Unannounced Surveys: Are You Prepared?

August 19, 2013

The Joint Commission visited us recently for an unannounced survey. Here are a few areas to consider before your next encounter.

A few weeks ago The Joint Commission descended upon East Cooper Medical Center to do their unannounced survey. I believe this was the eighth Joint Commission survey I have been associated with, and in my opinion the Joint Commission going to unannounced surveys was an excellent idea. By doing this as managers/directors we always need to be prepared in providing a safe environment for our patients and staff.  

Obviously the Joint Commission survey is not the only survey we encounter in our day-to-day operations. We have the MQSA survey, and the CMS and our state Bureau of Radiological Health division also do unannounced surveys.   

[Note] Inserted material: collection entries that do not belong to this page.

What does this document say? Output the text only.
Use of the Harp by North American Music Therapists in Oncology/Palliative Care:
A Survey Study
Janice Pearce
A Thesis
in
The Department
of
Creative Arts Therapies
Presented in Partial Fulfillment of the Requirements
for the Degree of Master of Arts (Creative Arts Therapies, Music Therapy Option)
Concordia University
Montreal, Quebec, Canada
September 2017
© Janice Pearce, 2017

Even though surveys can be an inconvenience, we should welcome them with open arms, as they give us another set of eyes to look at our processes and ensure we are providing a safe environment for those who walk through our doors. Being prepared and keeping staff up to date definitely takes time and organization. Remember to document, document, document! In the eyes of surveyors if it is not in writing it did not happen.

Below are suggested items to be aware of and topics raised during our Joint Commission survey:

  • MRI safety has been given more attention on Joint Commission surveys. Make sure the MRI zones are identified in your facility and staff is knowledgeable about the four zones. I did an in-service on MRI zones and then required the staff to take a ten-question quiz to demonstrate competency on the definitions of the four zones and where those four zones were located in the imaging center. In addition, I did the in-service and quiz with the support staff and physicians from a practice that rent space in one of the facilities I manage. One important point: Reception staff should be considered the gate keepers for MRI safety in the patient waiting area. 
  • Storage areas under sinks should be empty. This is an environment of care issue.
  • Do yearly staff competencies. These can be on a wide range of subject matters: starting IVs, how to deal with infiltrations, disinfectant use, how to handle a code in MRI, where fire extinguishers are located, what are the fire escape routes and anatomical site marking.   
  • I-Stat. At both imaging centers use I-Stat devices for creatinines. Staff who use this device do both as written test and an observed competency.
  • Do annual radiation apparel integrity testing and keep results in a spreadsheet.
  • Child proof electrical outlets.  
  • The physician surveyor asked both the MRI and CT technologist about patient screening processes. We have a patient screening form for both modalities and the surveyor was impressed that a four question screening form was used to asses for patient fall risk.
  • The surveyor recommended that vaginal probes be placed in a plastic bag when not in use.

Finally, our leadership is critical in promoting a culture of safety.  I offer the following suggestions on what we need to do as leaders.

  • Demonstrate the support of safe practices through actions. Walk the talk!
  • Engage employees in discussions on patient and employee safety.
  • Empower employees to address safety violations. My motto is: If you see it you own it.
  • Encourage staff to engage patients to discuss their health history. In general, no one knows more about their health than the patient.
  • Commend and reward employees for reporting.